Thirteen normal eyes of 13 subjects (ages 22 to 57 years) were examined with best spectacle correction in the presence and absence of induced forward scatter. A flat glass chamber, 1 mm thick, was placed in the optical path and was filled either with Amco Clear (GFS Chemicals) at a concentration of 4000 NTU to induce forward scatter or with water (no induced forward scatter). Under photopic conditions, high- and low-contrast visual acuity (HCVA, LCVA) were measured by using 100% and 10% contrast ETDRS charts respectively. Contrast sensitivity was measured at 5 spatial frequencies under mesopic conditions (CST 1800 Digital, Vision Sciences Research Corporation). Intraocular straylight was assessed by using a straylight meter (C-Quant, Oculus) and the effect of the induced forward scatter on the retinal point-spread function was assessed by measuring the objective scatter index (OSI) based on the double-pass technique (OQAS, Visiometrics). Differences in variables between induced forward scatter and no induced forward scatter were examined by using paired tests.

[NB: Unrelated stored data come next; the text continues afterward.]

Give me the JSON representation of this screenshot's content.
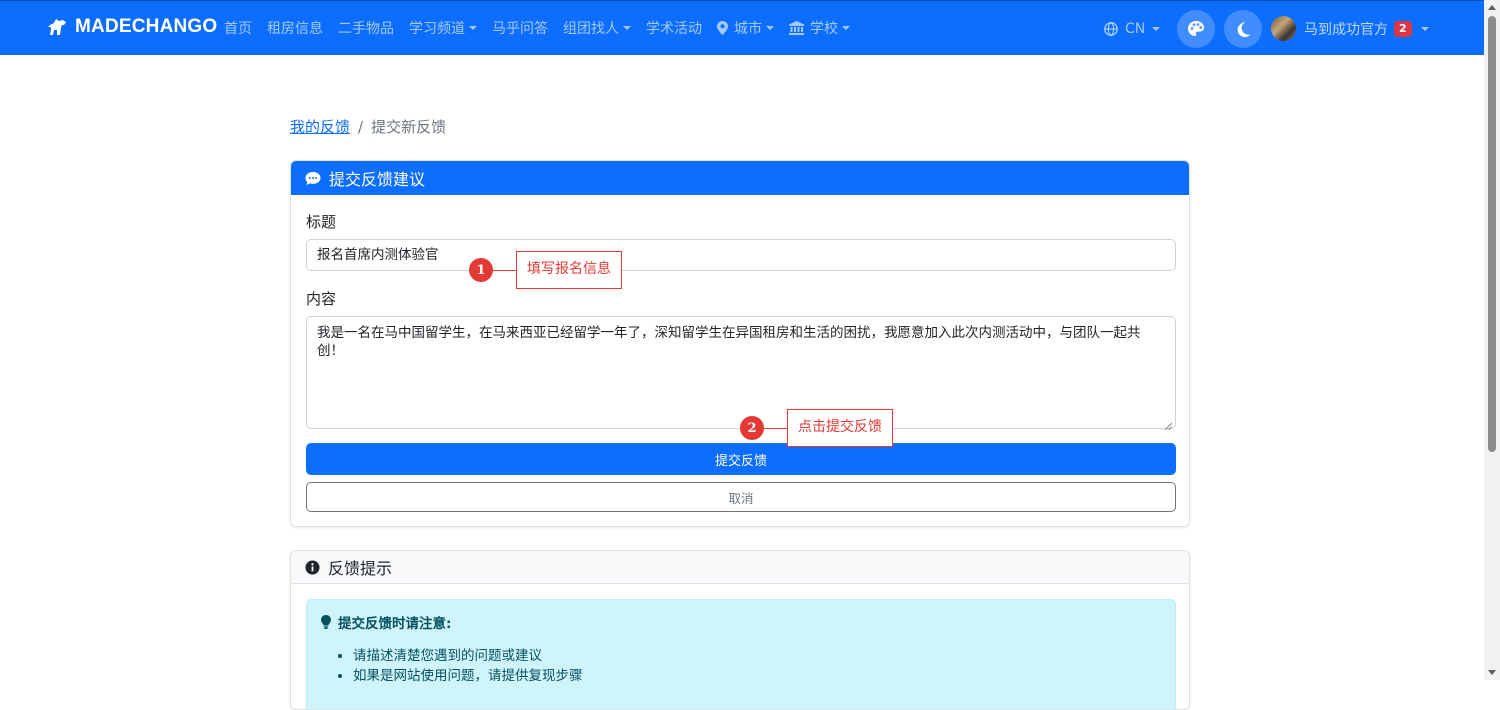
{
  "navbar": {
    "brand": "MADECHANGO",
    "links": [
      {
        "label": "首页",
        "dropdown": false
      },
      {
        "label": "租房信息",
        "dropdown": false
      },
      {
        "label": "二手物品",
        "dropdown": false
      },
      {
        "label": "学习频道",
        "dropdown": true
      },
      {
        "label": "马乎问答",
        "dropdown": false
      },
      {
        "label": "组团找人",
        "dropdown": true
      },
      {
        "label": "学术活动",
        "dropdown": false
      }
    ],
    "city_label": "城市",
    "school_label": "学校",
    "language": "CN",
    "user_name": "马到成功官方",
    "notification_count": "2"
  },
  "breadcrumb": {
    "parent": "我的反馈",
    "separator": "/",
    "current": "提交新反馈"
  },
  "form": {
    "header": "提交反馈建议",
    "title_label": "标题",
    "title_value": "报名首席内测体验官",
    "content_label": "内容",
    "content_value": "我是一名在马中国留学生，在马来西亚已经留学一年了，深知留学生在异国租房和生活的困扰，我愿意加入此次内测活动中，与团队一起共创！",
    "submit_label": "提交反馈",
    "cancel_label": "取消"
  },
  "tips": {
    "header": "反馈提示",
    "alert_title": "提交反馈时请注意:",
    "items": [
      "请描述清楚您遇到的问题或建议",
      "如果是网站使用问题，请提供复现步骤"
    ]
  },
  "annotations": [
    {
      "number": "1",
      "text": "填写报名信息"
    },
    {
      "number": "2",
      "text": "点击提交反馈"
    }
  ],
  "colors": {
    "primary": "#0d6efd",
    "annotation": "#e53935",
    "alert_bg": "#cff4fc",
    "badge": "#dc3545"
  }
}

Forward scatter increased from 1.34 ± 0.15 log straylight parameter (log(s), mean ± SD) without induced scatter to 1.53 ± 0.08 log(s) with induced scatter (p=0.001). Induced forward scatter did not affect HCVA (-0.11 ± 0.09 to -0.09 ± 0.09 logMAR, p=0.36) or LCVA (0.13 ± 0.10 to 0.18 ± 0.13 logMAR, p=0.06), but decreased contrast sensitivity at 12 and 18 cycles/degree (p<0.02). The OSI with induced scatter (1.08 ± 0.47) was greater than that without induced scatter (0.75 ± 0.44, p=0.03). With induced scatter, the coefficient of variation (standard deviation as a percent of the mean) of the straylight parameter (s) and the OSI were 19% and 44% respectively.
In the absence of a glare source, increased forward scatter has minimal, if any, effect on HCVA and LCVA, although it slightly degrades contrast sensitivity at high spatial frequencies. Optical changes other than forward scatter associated with corneal haze, such as increased aberrations, should be considered to explain the diminished HCVA after lamellar surgery.